As the 2010 primary election approaches March 2, students might consider their involvement in voting.

“Students’ role in government is to listen, learn, see what’s going on right now and look for ways to improve it,” said SE student Ryan Taylor.

Taylor has voted since the age of 18.

“I always figured if you didn’t do anything, you can’t really complain about it,” he said.

As freshmen in college, students may not be ready to vote in government elections, but they can consider getting involved in local college elections.

Student Keith Cryer said his parents encouraged him to vote when he was first eligible.

“At 18, you’re not really focused on what’s going on in the world,” he said.

Shannon Pexa voted for the first time this past year and said her government teacher encouraged her to vote by showing the class how to register.

“I think it’s important for students to stay informed about what’s going on currently in the government,” she said. “The health care reform is a big deal right now, so it’s important.”

SE Campus student Brian Tebbens believes students should be informed before they vote.

“If you are going to vote, know whom you are voting for because one of the worst things you can do is blindly vote,” he said.

“Being educated is key. If there is something in the community I don’t like, I see who is in charge of that and vote against them. Get out and tell your friends to vote too.”

Student Doug Anderson said the student’s role in government is to learn how it works from an academic standpoint because it’s easy to be influenced by the media, parents and friends.

“Students should have an open mind. Look at the facts,” local businessman Mike Fowler said. “Look at the voting records of members of the House and Senate. Watch the debates on the floor live on C-SPAN because they will actually call the amendments out.

“You will get to see who voted and the debates going back and forth about the bills. You learn a lot about your Congress just watching those debates.”

For those who think their vote doesn’t count, adjunct government instructor Robert McAvoy reminds students of the power of one.

“We have to stand up one by one. Rosa Parks is the power of one. Martin Luther King was a power of one. Cesar Chavez was a power of one,” he said.

McAvoy said students should be prepared as the adults before them to assume some responsibility for the health and integrity of the country’s democratic political system.

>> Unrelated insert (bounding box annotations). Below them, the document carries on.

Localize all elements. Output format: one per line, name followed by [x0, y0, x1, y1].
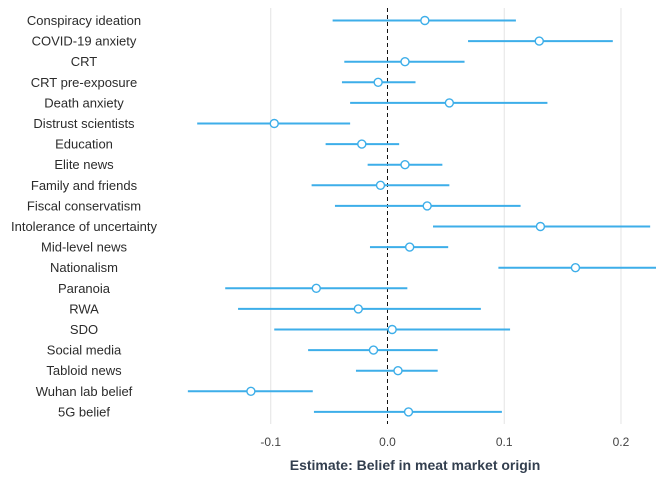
category-label: CRT pre-exposure: [31, 75, 137, 90]
category-label: RWA: [69, 301, 99, 316]
point-estimate: [373, 77, 383, 88]
point-estimate: [353, 304, 364, 314]
category-label: SDO: [70, 322, 98, 337]
category-label: Tabloid news: [46, 363, 122, 378]
category-label: Mid-level news: [41, 240, 127, 255]
point-estimate: [269, 118, 279, 129]
category-label: Paranoia: [58, 281, 111, 296]
point-estimate: [403, 407, 414, 417]
category-label: Fiscal conservatism: [27, 198, 141, 213]
point-estimate: [570, 263, 581, 273]
category-label: Social media: [47, 343, 122, 358]
category-label: Elite news: [54, 157, 114, 172]
point-estimate: [404, 242, 415, 252]
point-estimate: [393, 366, 403, 376]
point-estimate: [246, 386, 256, 396]
x-axis-title: Estimate: Belief in meat market origin: [290, 457, 541, 473]
point-estimate: [311, 283, 321, 293]
category-label: Family and friends: [31, 178, 138, 193]
gridlines: [270, 8, 622, 424]
category-label: Conspiracy ideation: [27, 13, 141, 28]
category-label: Education: [55, 137, 113, 152]
x-tick-label: -0.1: [260, 435, 281, 449]
point-estimate: [444, 98, 455, 108]
x-tick-labels: -0.1 0.0 0.1 0.2: [260, 435, 629, 449]
category-label: CRT: [71, 54, 98, 69]
category-label: Nationalism: [50, 260, 118, 275]
category-label: Intolerance of uncertainty: [11, 219, 157, 234]
estimate-marks: [187, 15, 656, 417]
point-estimate: [400, 57, 410, 67]
x-tick-label: 0.0: [379, 435, 396, 449]
category-label: COVID-19 anxiety: [32, 34, 137, 49]
point-estimate: [422, 201, 432, 211]
category-label: Death anxiety: [44, 95, 124, 110]
category-label: Wuhan lab belief: [36, 384, 133, 399]
category-label: Distrust scientists: [33, 116, 135, 131]
point-estimate: [375, 180, 386, 191]
point-estimate: [535, 221, 546, 232]
point-estimate: [420, 15, 430, 26]
point-estimate: [368, 345, 379, 355]
x-tick-label: 0.2: [613, 435, 630, 449]
point-estimate: [400, 159, 410, 170]
category-label: 5G belief: [58, 404, 110, 419]
point-estimate: [357, 139, 367, 149]
x-tick-label: 0.1: [496, 435, 513, 449]
category-labels: Conspiracy ideation COVID-19 anxiety CRT CR…: [11, 13, 157, 419]
point-estimate: [534, 36, 544, 46]
point-estimate: [387, 324, 397, 335]
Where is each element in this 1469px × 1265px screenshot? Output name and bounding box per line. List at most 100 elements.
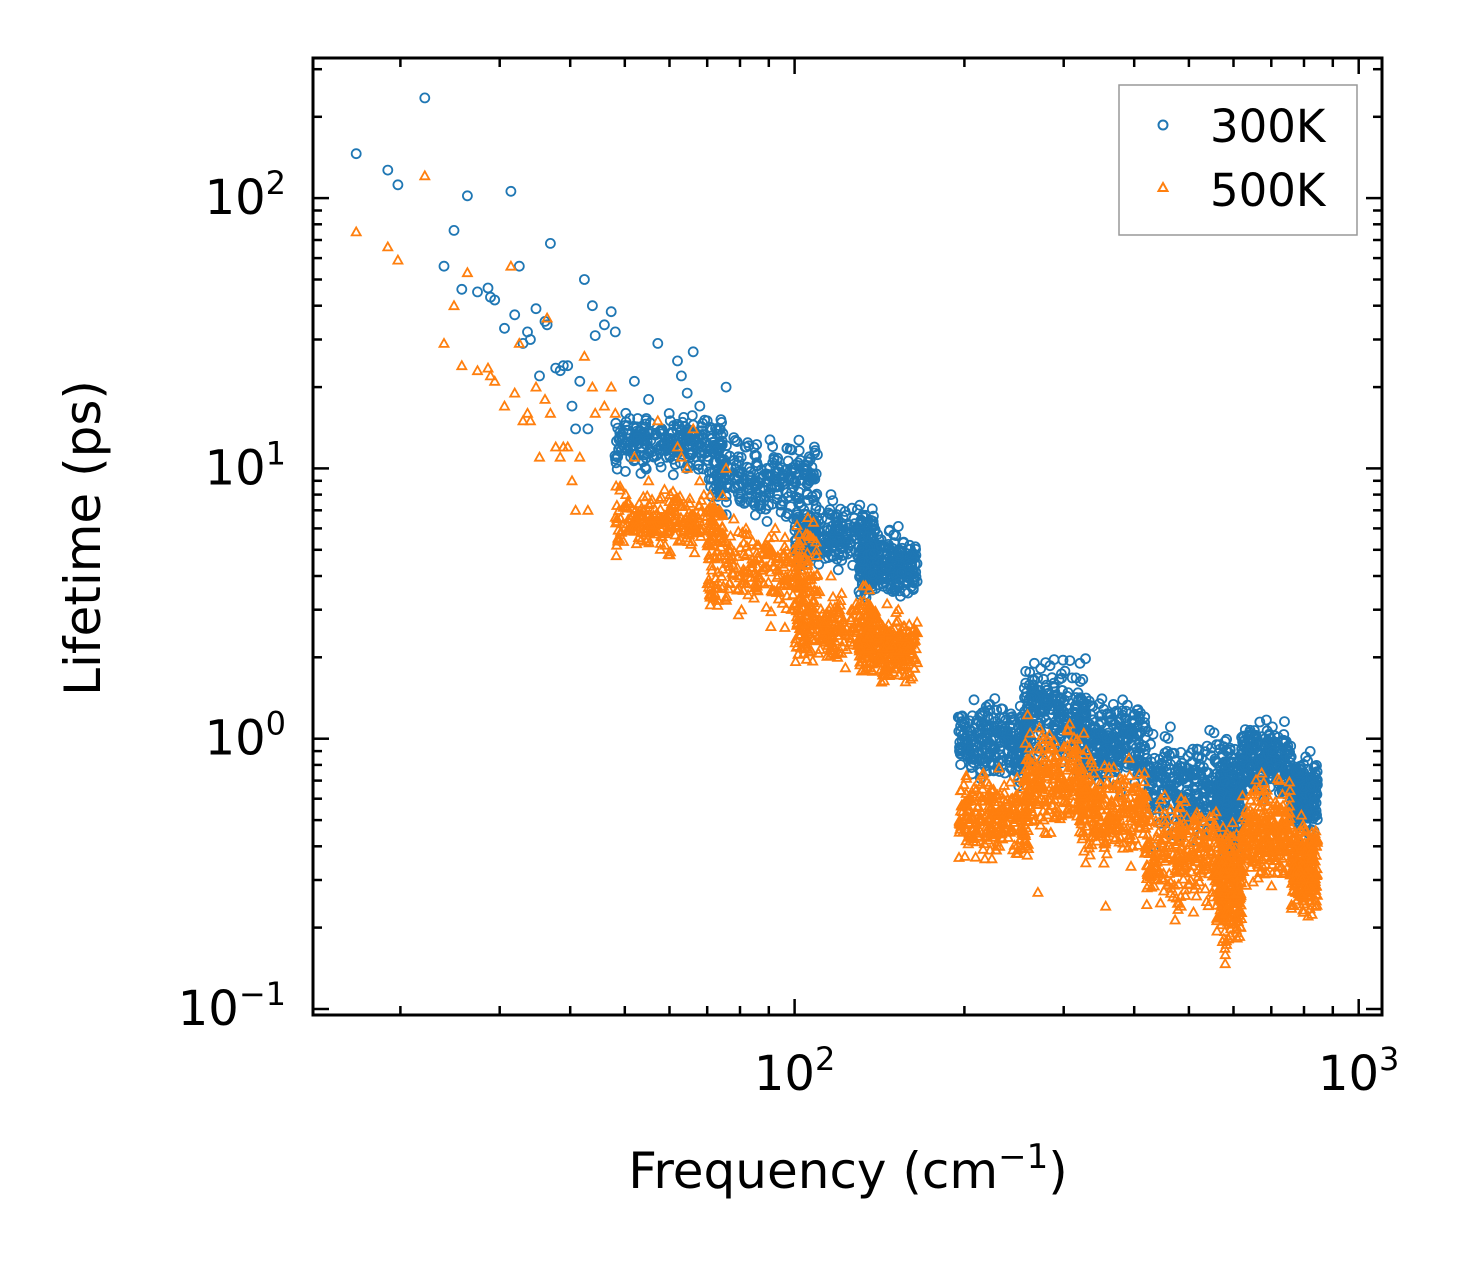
point-300k-36 [605, 306, 617, 318]
point-500k-462 [807, 570, 820, 581]
point-300k-2139 [1191, 743, 1203, 755]
point-300k-267 [610, 457, 622, 469]
point-500k-696 [794, 591, 807, 603]
point-500k-1906 [1157, 884, 1170, 896]
point-300k-45 [681, 387, 693, 399]
point-500k-27 [561, 440, 574, 452]
point-500k-1360 [969, 790, 982, 802]
point-500k-1624 [1056, 787, 1069, 799]
point-300k-1609 [1044, 660, 1056, 672]
point-500k-965 [869, 611, 882, 623]
point-500k-1596 [1067, 776, 1080, 788]
point-300k-1348 [994, 712, 1006, 723]
point-500k-420 [734, 541, 747, 553]
point-500k-1237 [982, 799, 996, 811]
point-500k-16 [516, 414, 530, 426]
point-300k-327 [679, 421, 690, 433]
point-500k-1883 [1080, 796, 1093, 808]
point-500k-1885 [1107, 807, 1120, 819]
point-500k-308 [667, 495, 680, 507]
point-300k-1606 [1029, 657, 1040, 669]
point-500k-512 [786, 575, 799, 587]
point-300k-2407 [1223, 747, 1234, 758]
point-500k-538 [780, 579, 793, 591]
point-300k-217 [663, 408, 675, 419]
point-500k-1632 [1061, 724, 1074, 736]
point-300k-516 [766, 498, 778, 510]
point-300k-315 [610, 417, 622, 429]
point-500k-280 [654, 523, 668, 534]
point-500k-851 [817, 616, 830, 628]
point-500k-1183 [976, 768, 989, 780]
point-300k-585 [784, 443, 796, 455]
point-500k-2051 [1158, 788, 1171, 800]
point-500k-1278 [978, 852, 991, 864]
point-500k-524 [723, 576, 736, 587]
point-300k-2386 [1227, 764, 1238, 775]
point-300k-1626 [1049, 686, 1061, 698]
point-500k-18 [524, 414, 537, 426]
point-500k-1589 [1022, 762, 1035, 774]
point-500k-50 [720, 462, 733, 473]
point-500k-1351 [1003, 823, 1016, 835]
point-300k-27 [562, 360, 574, 372]
point-500k-170 [688, 546, 701, 558]
point-300k-1885 [1110, 738, 1122, 750]
point-500k-1056 [897, 659, 910, 670]
point-300k-1288 [995, 724, 1007, 736]
point-500k-324 [649, 527, 662, 539]
point-500k-1305 [995, 827, 1008, 839]
point-500k-1550 [1034, 762, 1047, 774]
point-500k-1420 [1057, 756, 1070, 767]
point-300k-580 [714, 451, 726, 463]
point-300k-2085 [1160, 760, 1171, 772]
point-300k-50 [720, 381, 732, 393]
point-300k-541 [781, 487, 793, 499]
point-300k-32 [582, 423, 594, 435]
point-500k-819 [793, 628, 806, 640]
point-300k-558 [773, 476, 785, 488]
point-300k-11 [489, 294, 501, 306]
point-300k-2656 [1237, 747, 1248, 759]
point-500k-1209 [954, 784, 967, 796]
point-500k-1855 [1133, 767, 1146, 779]
point-500k-1115 [1010, 788, 1023, 800]
point-500k-151 [658, 483, 671, 495]
point-300k-2130 [1208, 727, 1220, 739]
point-300k-1561 [1023, 722, 1035, 734]
point-500k-277 [655, 491, 668, 502]
point-500k-1361 [997, 801, 1010, 812]
point-500k-1340 [965, 785, 978, 797]
point-300k-2 [392, 179, 404, 191]
point-500k-1901 [1169, 913, 1182, 925]
point-500k-647 [800, 652, 813, 664]
point-500k-1034 [890, 606, 903, 617]
point-500k-569 [793, 537, 806, 548]
point-300k-1333 [961, 750, 973, 762]
point-500k-4 [437, 337, 451, 348]
point-500k-813 [807, 596, 820, 607]
point-500k-590 [801, 559, 814, 571]
point-500k-1354 [960, 795, 973, 806]
point-500k-850 [863, 610, 876, 621]
point-300k-1624 [1056, 668, 1067, 680]
point-300k-313 [682, 459, 693, 471]
point-300k-41 [652, 337, 664, 349]
point-500k-748 [814, 602, 827, 614]
point-500k-448 [705, 559, 718, 571]
point-500k-276 [610, 549, 623, 561]
point-300k-1748 [1117, 694, 1129, 706]
point-500k-586 [779, 555, 792, 567]
point-300k-1344 [956, 711, 967, 722]
point-500k-1936 [1154, 896, 1167, 908]
point-500k-1579 [1028, 786, 1041, 798]
point-300k-324 [637, 456, 649, 468]
point-500k-1830 [1131, 798, 1144, 809]
point-300k-30 [574, 375, 586, 387]
point-300k-2654 [1284, 752, 1296, 764]
point-300k-227 [624, 413, 636, 424]
point-500k-1623 [1058, 794, 1071, 805]
point-500k-1270 [1019, 839, 1032, 851]
point-300k-169 [655, 461, 667, 473]
point-300k-1070 [873, 534, 885, 546]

“Students who are dedicated in their own school lives to develop a sense of scholarship should recognize how important it is so they aren’t just simply there with their mouths open to be fed,” he said.

Education institutions play a large role in the way students develop skills to become educated and exercise their right to vote responsibly.

“We need to improve their critical thinking skills, their communication skills, not simply the three R’s. We need to add to that list a fairly strong emphasis on listening,” McAvoy said.